Dear Rachel and Carl. Thank you for sharing Alice’s final moments and thoughts with us. My heart hurts with the news. I know that she is in heaven with Daniel, but my love and prayers are with you as you miss her. We met at a weekend for moms that had lost a child. She touched my heart. She helped so many through their grief with her writing. I am so thankful for Alice. She and Daniel will always be remembered. Praying for all of you during this difficult time.
My heart is absolutely broken. Thank you for sharing her words with us. Thank you for sharing HER with us.
My sympathy and prayers to all of you. Alice and I never met in person- only through emails- one day we will meet…
The funeral service will be held December 20th at 11:00 am at Blacknall Memorial Presbyterian Church, 1902 Perry St, Durham, NC 27705
So beautifully written, just as Alice would have liked!
E.B.M. - Childhood friend from Japan
I’m shocked and devastated by the death of Alice. I’ve been a reader of her books, and have followed her on Facebook for years. I’ve been praying for her each day ever since I learned of her cancer diagnosis. The only solace I find right now is knowing she now able to hold Daniel in her arms once again.
I am so shocked and saddened by Alice's death. Thank you both, Carl and Rachel, for your beautiful tribute and memories. I met and enjoyed Alice's company at both her workshops and a coffee date in Durham several years ago. She was very special to me - and we had both lost children much too soon. I can't believe he is with the Lord and Daniel now and I know I shouldn't be too sad - but I can't help it. Alice, if you're keeping an eye on your page - we may not have been close friends but I cherished the friendship that we did share. If you should meet my Jason in that realm, please tell him his Mama still misses him every day. I'll see all of you again - closing through tears. Much, much love...

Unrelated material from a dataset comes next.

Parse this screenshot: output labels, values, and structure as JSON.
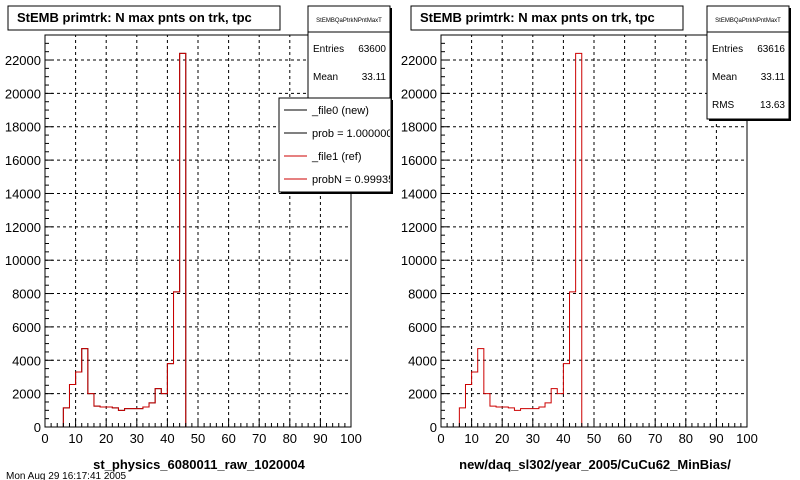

Alice didn't know me. I live in NC and discovered her books many years ago. I devoured them over one summer and was always looking for more. I loved the NC connection. The cities and details were all familiar to me. I teach in a mission focused Christian school and I loved the missionary connection in each of the books. I subscribed to her newsletter and have followed along for years, hoping that new books would be published. I have read literally thousands of books in my life, some stick with me, some don't. Alice's made such an impact on me that I felt like we were friends. It was like she understood me. I am grateful that she didn't suffer and I am celebrating that she is reunited with Daniel, but I am sad. Today, I am sad. Prayers for her family and loved ones. She could not have had any idea how many lives she touched through her writing. I count myself lucky to be a part of that group.
Thank you, Carl.
Oh, Dear Rachel! Thank you for this. As I was reading it I was convinced Alice wrote it. But I know she didn’t. You definitely have your mother‘s touch. Don’t stop writing. I’m humbled and brought to tears that I was able to know this wonderful woman, your mommy. I’m here for you all. I love you all!
This is Susan.
Thank you for posting this! Alice was a true professional and a kind soul. My deepest condolences to you Carl, there is no doubt that you both loved each other immensely! Thank you for including me on this. Whatever you and your family need, please don't hesitate.
God's timing is always best. What a privilege to have read Alice's books and blog and newsletters. The memory of her faith in Almighty God will continue to encourage. May God comfort you in your time of grief. Thank you for posting already.